De même, sur la question de Believe, et la numérisation des enregistrements, l'ADBU évoque, à raison, le mutisme et l'opacité de la communication par le ministère dfe la Culture. Un flou artistique qui rappelle celui, très désagréable, que l'on avait connu autour des accords entre Google et la bibliothèque municipale de Lyon. 

 

Sur le plan déontologique, l'ADBU condamne fermement ces accords, qui, s'ils n'apparaissent pas, commercialement, aussi scandaleux que les dispositions portant sur la numérisation des œuvres indisponibles, entravent, même temporairement, la libre circulation sur les réseaux d'œuvres du domaine public, et nuisent à la diffusion de l'information et de la culture, qui sont l'ADN des bibliothèques publiques, et la base de la recherche.
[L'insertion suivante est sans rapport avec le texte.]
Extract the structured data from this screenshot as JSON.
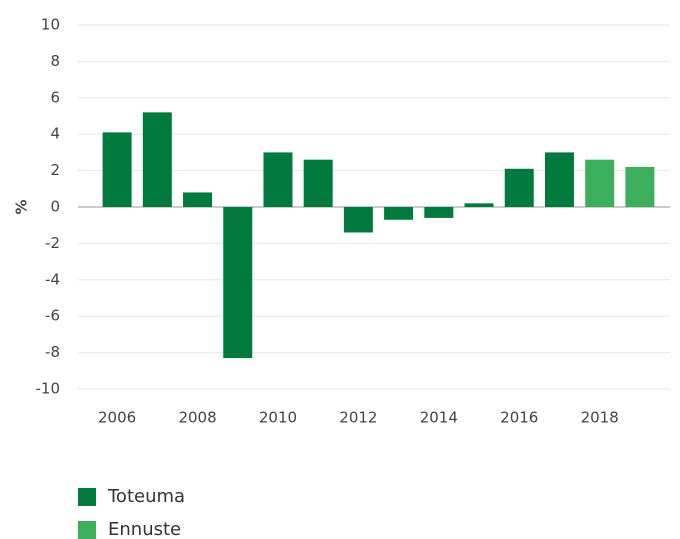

Ainsi que l'a maintes fois rappelé Robert Darnton, historien du livre et directeur de la bibliothèque universitaire d'Harvard, l'acquisition et la conservation sur plusieurs siècles de documents de toute sorte constituent pour la communauté un investissement financier tel qu'il justifie un financement public de la numérisation, marginal au regard des coûts antérieurement supportés au nom d'idéaux qui restent plus que jamais d'actualité.

 

Et de réclamer dans les meilleurs délais que la BnF, autant que le ministère de la Culture, fasse le jour sur ces accords : 

  • la publication immédiate des contrats de partenariat concernés. À défaut, la CADA sera saisie ;
  • que soit mis fin à la cure d'austérité subie depuis plus de 5 ans par la BnF, au point que sont aujourd'hui menacées ses missions de service public à destination du monde de l'enseignement supérieur et de la recherche : arrêt programmé de la redistribution du 2ème exemplaire du dépôt légal éditeur, sans mesures compensatoires pour le réseau des bibliothèques concernées ;
  • que les questions relatives au droit de la propriété intellectuelle, que ce soit dans le  domaine analogique ou numérique, fasse l'objet d'un pilotage interministériel, notamment entre Ministère de l'Enseignement supérieur et de la Recherche et Ministère de la Culture et de la Communication, ce dernier ayant abandonné toute ambition en termes de lecture publique, au profit d'une seule politique de soutien à l'édition, trop souvent défavorable au monde de la recherche et à la libre diffusion des connaissances ;
  • que soit rapidement mis en place un comité de réflexion visant à brève échéance une remise à plat des modalités de financement de la numérisation des œuvres du domaine public.

 

ActuaLitté a déjà formulé une demande officielle à la BnF pour obtenir les contrats et accords en question.